Fugu-MT 論文翻訳(概要): Towards the Vision-Sound-Language-Action Paradigm: The HEAR Framework for Sound-Centric Manipulation

論文の概要: Towards the Vision-Sound-Language-Action Paradigm: The HEAR Framework for Sound-Centric Manipulation

arxiv url: http://arxiv.org/abs/2603.16086v1
Date: Tue, 17 Mar 2026 03:22:30 GMT
ステータス: 翻訳完了
システム内更新日: 2026-03-18 17:42:07.084079
Title: Towards the Vision-Sound-Language-Action Paradigm: The HEAR Framework for Sound-Centric Manipulation
Title（参考訳）: ビジョン・サウンド・ランゲージ・アクション・パラダイムに向けて:音中心操作のためのHEARフレームワーク
Authors: Chang Nie, Tianchen Deng, Guangming Wang, Zhe Liu, Hesheng Wang,
Abstract要約: 本稿では,視覚・ストリーミング音声・言語・プロプライエセプションを考慮した連続制御パラダイムとして,VSLA(Vision-Sound-Language-Action)を定式化した。 i) 実行ギャップをまたいだコンパクトで因果的な音声コンテキストを維持するためのストリーミングヒストリザ、(ii) オームニ基礎モデルから多感覚入力を推論するエンビジョンタ、(iii) オーディオワールドモデルとして定式化されたアドバンサ、そして(iv) 流れを予測して時間的ダイナミクスを学ぶための、VSLAフレームワークであるHEARを紹介する。
参考スコア（独自算出の注目度）: 26.766367856312694
License: http://arxiv.org/licenses/nonexclusive-distrib/1.0/
Abstract: While recent Vision-Language-Action (VLA) models have begun to incorporate audio, they typically treat sound as static pre-execution prompts or focus exclusively on human speech.
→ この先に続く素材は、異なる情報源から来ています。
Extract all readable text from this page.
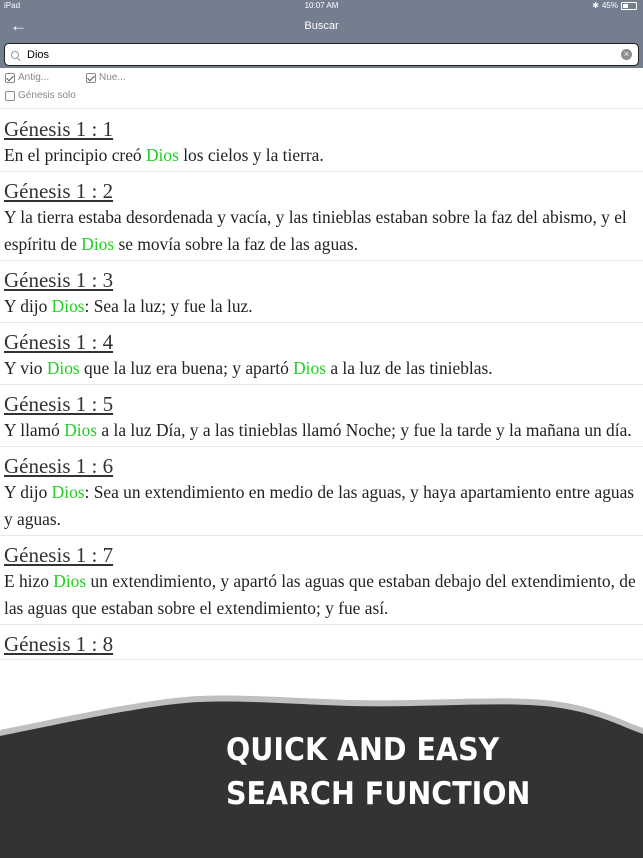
iPad	10:07 AM	✱ 45%
←	Buscar
Dios
×
Antig...	Nue...
Génesis solo
Génesis 1 : 1
En el principio creó Dios los cielos y la tierra.
Génesis 1 : 2
Y la tierra estaba desordenada y vacía, y las tinieblas estaban sobre la faz del abismo, y el espíritu de Dios se movía sobre la faz de las aguas.
Génesis 1 : 3
Y dijo Dios: Sea la luz; y fue la luz.
Génesis 1 : 4
Y vio Dios que la luz era buena; y apartó Dios a la luz de las tinieblas.
Génesis 1 : 5
Y llamó Dios a la luz Día, y a las tinieblas llamó Noche; y fue la tarde y la mañana un día.
Génesis 1 : 6
Y dijo Dios: Sea un extendimiento en medio de las aguas, y haya apartamiento entre aguas y aguas.
Génesis 1 : 7
E hizo Dios un extendimiento, y apartó las aguas que estaban debajo del extendimiento, de las aguas que estaban sobre el extendimiento; y fue así.
Génesis 1 : 8
QUICK AND EASY
SEARCH FUNCTION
This leaves a significant gap in real-time, sound-centric manipulation where fleeting environmental acoustics provide critical state verification during task execution. Consequently, key sounds are easily missed due to low-frequency updates or system latency. This problem is exacerbated by action chunking with open-loop execution, which creates a Blind Execution Interval where acoustic events are lost between discrete audio observation windows. Recognizing the necessity of continuous auditory awareness, we formalize Vision-Sound-Language-Action (VSLA) as a continuous control paradigm conditioned on vision, streaming audio, language, and proprioception under delayed decision loops. As an instantiation, we introduce HEAR, a VSLA framework integrating four components: (i) a streaming Historizer to maintain a compact, causal audio context across execution gaps; (ii) an Envisioner adapted from omni foundation models to reason over multi-sensory inputs; (iii) an Advancer, formulated as an audio world model, to learn temporal dynamics by predicting near-future audio codes; and (iv) a flow-matching Realizer policy to generate smooth action chunks. To address the scarcity of pretraining data and evaluations for VSLA, we construct OpenX-Sound for pretraining, alongside HEAR-Bench, the first sound-centric manipulation benchmark with strict causal timing rules. Our results suggest that robust sound-centric manipulation necessitates causal persistence and explicit temporal learning. This framework provides a practical step toward multi-sensory foundation models for embodied agents, enabling robots to perceive and interact with dynamic environments. Code and videos are available at https://hear.irmv.top.
Abstract（参考訳）: 近年のVision-Language-Action(VLA)モデルでは音声が組み込まれ始めているが、音を静的な事前実行プロンプトとして扱う場合や、人間の発話のみに焦点を当てる場合が多い。このことは、環境音響がタスク実行中に重要な状態検証を提供するリアルタイム、音中心の操作において、大きなギャップを残している。そのため、低周波の更新やシステム遅延のため、キーサウンドは簡単に見逃される。この問題は、オープンループ実行によるアクションチャンキングによって悪化し、個別のオーディオ観測窓間で音響イベントが失われるブラインド実行区間を生成する。連続的な聴覚認知の必要性を認識し,視覚・ストリーミング音声・言語・プロプライエセプションを遅延決定ループ下での連続的な制御パラダイムとして,VSLA(Vision-Sound-Language-Action)を定式化する。インスタンス化として,4つのコンポーネントを統合するVSLAフレームワークであるHEARを紹介します。 i) 実行ギャップを越えたコンパクトで因果的な音声コンテキストを維持するためのストリーミングヒストリザ。 (二オームニ基礎モデルから多感覚入力の推論に適合した構想者三近未来の音声を予測して時相力学を学ぶための音声世界モデルとして定式化されたアドバンサ (iv)スムーズなアクションチャンクを生成するフローマッチングリアライザポリシー。 VSLAの事前学習データや評価の不足に対処するため,厳格な因果タイミングルールを持つ最初の音中心型評価ベンチマークであるHEAR-Benchとともに,事前学習のためのOpenX-Soundを構築した。以上の結果から,頑健な音声中心の操作は因果的持続性と時間的学習を必要とすることが示唆された。このフレームワークは、ロボットが動的環境を知覚し、相互作用することを可能にする、エンボディエージェントのためのマルチ感覚基盤モデルに向けた実践的なステップを提供する。コードとビデオはhttps://hear.irmv.top.comで公開されている。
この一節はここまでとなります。